Uses HDF5's raw IO functions to speed up collating large datasets - a 0.1 degree model goes from taking 4 hours to collate a compressed variable with mppnccombine, to 6 minutes with mppnccombine-fast running with 16 processes


mppnccombine-fast requires HDF5 version 1.10.2 or above

On Raijin (this will automatically load the modules):



Use like

mpirun -n 2 ./mppnccombine-fast --output out.nc input.nc.0000 input.nc.0001 input.nc.0002

Files will be collated along all axes with a domain_distribution attribute

At least 2 MPI ranks need to be used (rank 0 writes the output file, other ranks read). More can be used - input files will be balanced between the MPI ranks.
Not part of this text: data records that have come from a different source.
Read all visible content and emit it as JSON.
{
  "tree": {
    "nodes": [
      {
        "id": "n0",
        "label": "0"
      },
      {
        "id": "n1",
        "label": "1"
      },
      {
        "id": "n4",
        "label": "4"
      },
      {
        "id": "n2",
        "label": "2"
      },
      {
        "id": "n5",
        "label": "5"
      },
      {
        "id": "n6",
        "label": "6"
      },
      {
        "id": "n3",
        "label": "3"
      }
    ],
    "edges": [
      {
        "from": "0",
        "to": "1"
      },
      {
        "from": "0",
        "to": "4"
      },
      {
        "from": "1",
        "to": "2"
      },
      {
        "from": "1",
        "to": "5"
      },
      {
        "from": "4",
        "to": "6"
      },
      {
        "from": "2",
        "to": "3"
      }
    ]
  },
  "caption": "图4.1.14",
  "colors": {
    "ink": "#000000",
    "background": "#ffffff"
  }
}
The main slowdown in copying compressed variables is that the hdf5 library has to de-compress them during the read, and re-compress them during the write. mppnccombine-fast works around this by using HDF5 1.10.2's direct IO functions H5DOwrite_chunk and H5DOread_chunk to copy the compressed data from one file to the other directly, rather than going through the de-compress/re-compress cycle.

Since the NetCDF4 library is much nicer to use, but doesn't provide public access to the underlying HDF5 file, we need to do a bit of musical chairs with the files.

  1. The init() function
    1. Open the output file and the first input file in netcdf mode
    2. Copy NetCDF metadata and un-collated variables using the NetCDF library
    3. Close the NetCDF files
  2. The copy() function
    1. Open the output file in HDF5 mode
    2. For each input file:
      1. Open the input file in NetCDF mode
      2. Get the collated variables, sizes and offsets
      3. Re-open the input file in HDF5 mode
      4. Do a raw copy of the variables from the input to output files
      5. Close the input file
    3. Close the output file

To get a even larger speedup MPI is used to have separate read and write processes, since HDF5 IO is a blocking function.

The communication between the read and write processes is handled by the file async.c - the writer process runs a busy loop waiting for messages from the reader processes, then handles messages as they come in. Individual reader processes can be sending different variables at the same time.